In this blog, I have posted public criticism of a public scholar, Dr. Kamalipour. This is well known, at least within the Purdue University Calumet community. Of course, anything I say or do is immediately attacked by other members of the University community. Thus, did the University community swing into action to protect the emminent scholar, Dr. Kamalipour.
Fast forward: The Faculty Senate at PUC passed a resolution supporting Dr. Kamalipour by a vote of 21 for, 7 against, and 2 abstained. Here is the resolution; SD-14-02-Resolution-in-Support-of-Yahya-Kamalipour. (The vote at the bottom of this resolution is the committee vote; the full Senate vote occurred the following month.) First, it is not any surprise to me that this resolution passed. Second, it should be realized that 30% of the faculty representatives did not support it -- for various reasons.
The resolution stated that there was a personal attack against Dr. Kamalipour by a fellow faculty member. Although that person was not identified -- it was me according to what members of the Senate said and what Dr. Kamalipour said. It specifically said that Dr. Kamalipour was "subject to personal attacks in the form of public comments." The comments were public; but, in what way were they personal, or are any critiques a personal attack? It then states that "(t)he attack is baseless and may damage the reputation of Professor Kamalipour." There is no evidence that either case is accurate. The critique is not baseless and the "may" cannot be discussed. What "may" not happen?
Finally, the resolution states: "Professor Kamalipour is an eminent scholar and educator of impeccable international reputation, and an esteemed colleague and member of the Purdue Calumet community." If one wants to view him as an "eminent scholar" so be it. That issue was never raised. Now, that he has an "impeccable international reputation" is open for question and criticism and is NOT a personal attack in any way, except as interpreted by Prof. Kamalipour. To him, maybe any criticism is personal.
What is really amazing is that Dr. Kamalipour apparently believes that his work is somehow beyond criticism. I have criticized him one time. He is a public figure, has multiple web sites, multiple blogs, and comments regularly in various public venues -- all by his own identification. My one criticism resulted in an attempt by him to silence me by filing a formal complaint with the University. When the university would not proceed; he went on a public attack of me personally -- all of his attacks against me are personal. I have not attacked him personally only what he publicly presents as policy. He has now proceeded to move to try to characterize me as a "bully." Apparently, it is not bullying to file work-related complaints against me, to ask your fellow colleagues to try to censure me in other work related venues (Dr. Colin Fewer tried to get the AAUP to censure me on behalf of Dr. Kamalipour), to post multiple emails about me on the University email system and now to create an entire website dedicated solely to me sending the link to that website out to the entire University community. In contrast Chancellor Keon has prohibited me from linking to my personal blog, FIRE to PUC re Eisenstein email blog link.

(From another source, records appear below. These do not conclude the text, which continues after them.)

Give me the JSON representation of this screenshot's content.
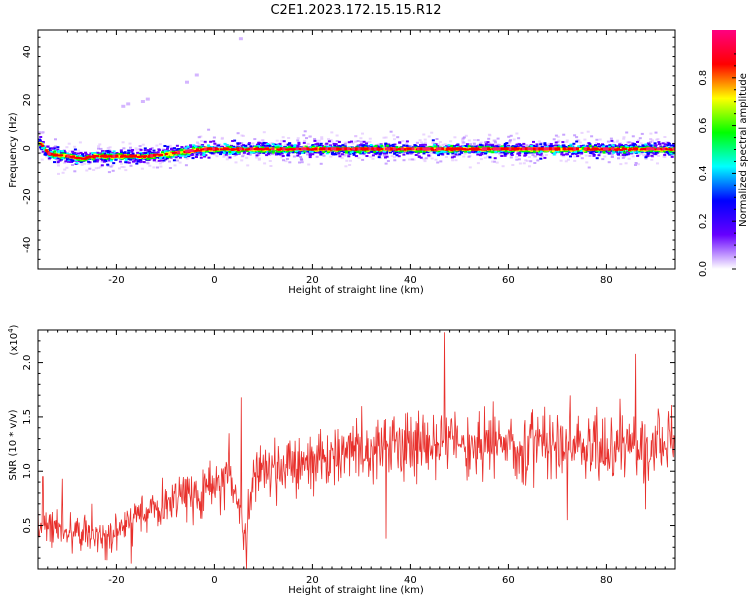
{
  "title": "C2E1.2023.172.15.15.R12",
  "colors": {
    "snr_line": "#e8302c",
    "axes": "#000000"
  },
  "chart_data": [
    {
      "type": "heatmap",
      "xlabel": "Height of straight line (km)",
      "ylabel": "Frequency (Hz)",
      "xlim": [
        -36,
        94
      ],
      "ylim": [
        -50,
        49
      ],
      "xticks": [
        -20,
        0,
        20,
        40,
        60,
        80
      ],
      "yticks": [
        -40,
        -20,
        0,
        20,
        40
      ],
      "xtick_labels": [
        "-20",
        "0",
        "20",
        "40",
        "60",
        "80"
      ],
      "ytick_labels": [
        "-40",
        "-20",
        "0",
        "20",
        "40"
      ],
      "ridge": {
        "x": [
          -36,
          -34,
          -30,
          -27,
          -25,
          -22,
          -18,
          -14,
          -10,
          -6,
          -2,
          2,
          5,
          8,
          12,
          20,
          30,
          40,
          50,
          60,
          70,
          80,
          90,
          94
        ],
        "y": [
          3,
          -2,
          -3,
          -4,
          -3,
          -3,
          -3,
          -3,
          -2,
          -1,
          0,
          0,
          0,
          0,
          0,
          0,
          0,
          0,
          0,
          0,
          0,
          0,
          0,
          0
        ]
      },
      "scatter_points": {
        "x": [
          -19,
          -18,
          -15,
          -14,
          -6,
          -4,
          5
        ],
        "y": [
          18,
          19,
          20,
          21,
          28,
          31,
          46
        ]
      },
      "colorbar": {
        "label": "Normalized spectral amplitude",
        "range": [
          0,
          1
        ],
        "ticks": [
          0.0,
          0.2,
          0.4,
          0.6,
          0.8
        ],
        "tick_labels": [
          "0.0",
          "0.2",
          "0.4",
          "0.6",
          "0.8"
        ],
        "colormap": [
          "#ffffff",
          "#6600ff",
          "#0000ff",
          "#00ffff",
          "#00ff00",
          "#ffff00",
          "#ff0000",
          "#ff0080"
        ]
      }
    },
    {
      "type": "line",
      "xlabel": "Height of straight line (km)",
      "ylabel": "SNR (10 * v/v)",
      "multiplier_label": "(x10",
      "multiplier_exp": "4",
      "multiplier_close": ")",
      "xlim": [
        -36,
        94
      ],
      "ylim": [
        0.1,
        2.3
      ],
      "units_scale": 10000,
      "xticks": [
        -20,
        0,
        20,
        40,
        60,
        80
      ],
      "yticks": [
        0.5,
        1.0,
        1.5,
        2.0
      ],
      "xtick_labels": [
        "-20",
        "0",
        "20",
        "40",
        "60",
        "80"
      ],
      "ytick_labels": [
        "0.5",
        "1.0",
        "1.5",
        "2.0"
      ],
      "series": [
        {
          "trend_x": [
            -36,
            -30,
            -25,
            -22,
            -18,
            -14,
            -10,
            -6,
            -2,
            2,
            5,
            6,
            8,
            12,
            20,
            30,
            40,
            50,
            60,
            70,
            80,
            90,
            94
          ],
          "trend_y": [
            0.5,
            0.45,
            0.42,
            0.35,
            0.5,
            0.62,
            0.7,
            0.8,
            0.85,
            0.92,
            0.8,
            0.3,
            0.95,
            1.0,
            1.1,
            1.2,
            1.22,
            1.25,
            1.25,
            1.25,
            1.25,
            1.25,
            1.22
          ],
          "spikes_x": [
            -35,
            -31,
            -25,
            -21,
            -17,
            3,
            5.5,
            6.5,
            35,
            47,
            72,
            86,
            88
          ],
          "spikes_y": [
            0.95,
            0.93,
            0.7,
            0.25,
            0.15,
            1.35,
            1.68,
            0.1,
            0.38,
            2.28,
            0.55,
            2.08,
            0.65
          ]
        }
      ]
    }
  ]
}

The imbalance between Dr. Kamalipour and myself is significant. He is in Wikapedia; I am not. He was a Department Head for many years; I have not been. He is a full professor; I am an Associate Professor. He writes on public policy consistently; I have criticized his "international" actions once. He is a leftist with full support of the like thinking faculty; I am a conservative with limited if any support in the faculty. And yet, I am the one who causes Prof. Kamalipour to go all out to try and shut me up by misapplying the First Amendment -- freedom of speech and academic freedom.
This is not bullying, this is not an attack, this is public discourse. The marketplace of ideas is not solely for Dr. Kamalipour to promote his love of humanity. It is also available for me and others to question and critique the views and statements put into the public domain by Dr. Kamalipour and anyone else who deigns to enter public discourse.
And, really, how can I possibly damage anyone's reputation? My University colleagues work overtime to try to paint me as a "disgrace". I cannot be both a "disgrace" and also so "esteemed" as to impact a fellow professors reputation. My detractors cannot have it both ways.